Sin embargo, el mercado seguía lleno de vida. Los gritos y las llamadas de la gente, las animadas conversaciones, ahogaban el suave murmullo del agua que corría bajo el puente. Al encontrarse, la gente se preguntaba por sus casas: "¿Ya subió el agua en tu casa?", "¿Están bien tus gallinas?", "¿Subió el agua tan rápido anoche?". Sus preguntas estaban teñidas de preocupación, y sus respuestas, de alegría al saber que se preocupaban por ellos. Y así, el mercado continuó lleno de charlas y risas, a pesar de estar rodeado de agua.
Los vendedores vigilan constantemente el agua a sus espaldas, temiendo que si sube más tengan que trasladar sus mercancías hacia el puente. A veces, tienen que calzar tablones para evitar que se mojen. Llueve ligeramente, sus impermeables de nailon se les pegan al cuerpo, llevan las manos ahuecadas para proteger las verduras y las cestas de pescado, pero nadie se queja. Los aldeanos están acostumbrados a las inundaciones; solo esperan que, después de unos días, el agua baje, los campos vuelvan a reverdecer y las riberas del río se tiñan de dorado con el arroz maduro.
Me encanta el mercado rural durante la temporada de inundaciones precisamente por eso: la conexión humana en medio de la adversidad. Allí, comprar y vender parece ser solo una excusa para que la gente se encuentre y comparta. Quienes tienen de sobra dan, quienes carecen reciben; nadie regatea. A veces, un vendedor podría decir: "Llévatelo, tienes un niño pequeño en casa", y el comprador podría añadir unas monedas extra, "para que puedas comprar aceite para la lámpara esta noche". Lluvia, viento e inundaciones, pero qué cálido y reconfortante es todo.
Recordando el mercado inundado del pueblo, a menudo recuerdo las veces que iba al mercado con mi madre cuando era pequeña. Eran días de lluvia torrencial, el agua nos llegaba por encima de las rodillas, todas las casas estaban resguardadas en los pisos superiores, la comida preparada con arroz seco se guardaba en el almacén, y durante días enteros tuvimos que subsistir a base de fideos instantáneos. Cuando la lluvia amainaba y el agua bajaba un poco, mi padre remaba en la barca y nos llevaba a mi madre y a mí al mercado. Decía: «He oído que el mercado del puente ya está abierto».

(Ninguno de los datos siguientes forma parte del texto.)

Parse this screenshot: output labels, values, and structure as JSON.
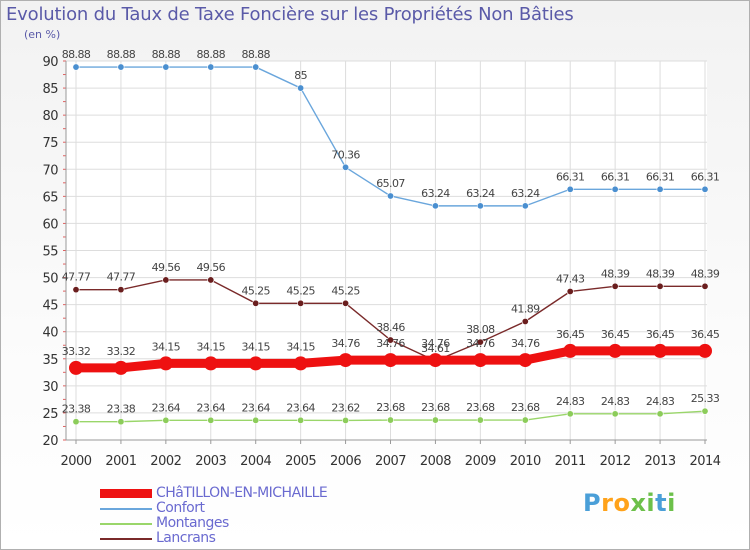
{
  "title": "Evolution du Taux de Taxe Foncière sur les Propriétés Non Bâties",
  "unit_label": "(en %)",
  "logo": "Proxiti",
  "colors": {
    "primary": "#ee1111",
    "confort": "#6aa6dc",
    "montanges": "#9ad66a",
    "lancrans": "#7a2a2a",
    "axis_text": "#333333",
    "grid": "#dddddd",
    "label_text": "#444444"
  },
  "chart_data": {
    "type": "line",
    "title": "Evolution du Taux de Taxe Foncière sur les Propriétés Non Bâties",
    "xlabel": "",
    "ylabel": "(en %)",
    "ylim": [
      20,
      90
    ],
    "yticks": [
      20,
      25,
      30,
      35,
      40,
      45,
      50,
      55,
      60,
      65,
      70,
      75,
      80,
      85,
      90
    ],
    "grid": true,
    "legend_position": "bottom-left",
    "x": [
      "2000",
      "2001",
      "2002",
      "2003",
      "2004",
      "2005",
      "2006",
      "2007",
      "2008",
      "2009",
      "2010",
      "2011",
      "2012",
      "2013",
      "2014"
    ],
    "series": [
      {
        "name": "CHâTILLON-EN-MICHAILLE",
        "color": "#ee1111",
        "values": [
          33.32,
          33.32,
          34.15,
          34.15,
          34.15,
          34.15,
          34.76,
          34.76,
          34.76,
          34.76,
          34.76,
          36.45,
          36.45,
          36.45,
          36.45
        ],
        "labels": [
          "33.32",
          "33.32",
          "34.15",
          "34.15",
          "34.15",
          "34.15",
          "34.76",
          "34.76",
          "34.76",
          "34.76",
          "34.76",
          "36.45",
          "36.45",
          "36.45",
          "36.45"
        ]
      },
      {
        "name": "Confort",
        "color": "#6aa6dc",
        "values": [
          88.88,
          88.88,
          88.88,
          88.88,
          88.88,
          85,
          70.36,
          65.07,
          63.24,
          63.24,
          63.24,
          66.31,
          66.31,
          66.31,
          66.31
        ],
        "labels": [
          "88.88",
          "88.88",
          "88.88",
          "88.88",
          "88.88",
          "85",
          "70.36",
          "65.07",
          "63.24",
          "63.24",
          "63.24",
          "66.31",
          "66.31",
          "66.31",
          "66.31"
        ]
      },
      {
        "name": "Montanges",
        "color": "#9ad66a",
        "values": [
          23.38,
          23.38,
          23.64,
          23.64,
          23.64,
          23.64,
          23.62,
          23.68,
          23.68,
          23.68,
          23.68,
          24.83,
          24.83,
          24.83,
          25.33
        ],
        "labels": [
          "23.38",
          "23.38",
          "23.64",
          "23.64",
          "23.64",
          "23.64",
          "23.62",
          "23.68",
          "23.68",
          "23.68",
          "23.68",
          "24.83",
          "24.83",
          "24.83",
          "25.33"
        ]
      },
      {
        "name": "Lancrans",
        "color": "#7a2a2a",
        "values": [
          47.77,
          47.77,
          49.56,
          49.56,
          45.25,
          45.25,
          45.25,
          38.46,
          34.61,
          38.08,
          41.89,
          47.43,
          48.39,
          48.39,
          48.39
        ],
        "labels": [
          "47.77",
          "47.77",
          "49.56",
          "49.56",
          "45.25",
          "45.25",
          "45.25",
          "38.46",
          "34.61",
          "38.08",
          "41.89",
          "47.43",
          "48.39",
          "48.39",
          "48.39"
        ]
      }
    ]
  }
}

Sentada en la barca, miraba a mi alrededor con frecuencia, viendo solo un tono amarillento y sombrío por todas partes. Solo se veían las copas de los techos de paja, patos nadando dispersos y grupos de bambú inclinados, reflejándose en el agua que corría. El paisaje era desolador pero hermoso a su manera, la belleza de la resiliencia y la vida perdurable en el campo durante cada temporada de inundaciones. Al acercarnos al puente, oí el bullicio del mercado. La barca atracó y mi madre, cargando una cesta de plástico y con un sombrero cónico, caminó delante. El mercado estaba densamente poblado en la ladera del puente, la gente se empujaba, los puestos estaban instalados sobre lonas o tablones. Me quedé junto a mi madre, observando a las mujeres que vendían pescado y verduras, sintiendo una punzada de compasión. Todos tenían la cara bronceada y empapada por el agua de lluvia, pero sus sonrisas seguían siendo radiantes. Mi madre compró un poco de pescado de agua dulce, un poco de espinaca acuática y un manojo de leña seca que alguien llevaba para vender. La cena de aquella noche tuvo un sabor inusualmente delicioso, un cambio bienvenido después de días de fideos instantáneos y pescado seco.
Al partir, la barca se deslizó junto al pequeño pueblo, y mi padre preguntó a algunos conocidos: "¿Está bien la casa del señor Tư?", "¿El establo debe estar inundado, verdad?". Las preguntas y respuestas resonaban entre las vastas aguas de la inundación, con un tono conmovedor. Las inundaciones pueden arrasar con muchas cosas, pero no pueden borrar la bondad humana de mi pueblo.
Ahora, cada vez que escucho noticias de inundaciones en el centro de Vietnam, me invade la nostalgia por los mercados de antaño durante la época de lluvias. Recuerdo las voces de la gente que se llamaban entre sí junto al puente, la calidez que impregnaba cada pequeña conversación en medio de la inmensidad del agua. El mercado rural durante las inundaciones: un lugar donde, en medio de las dificultades, la gente aún encontraba alegría, aún mantenía viva la llama del amor, sabiendo que, por mucho que suba el agua, los corazones de la gente del campo permanecen tan firmes como el bosquecillo de bambú a las afueras del pueblo.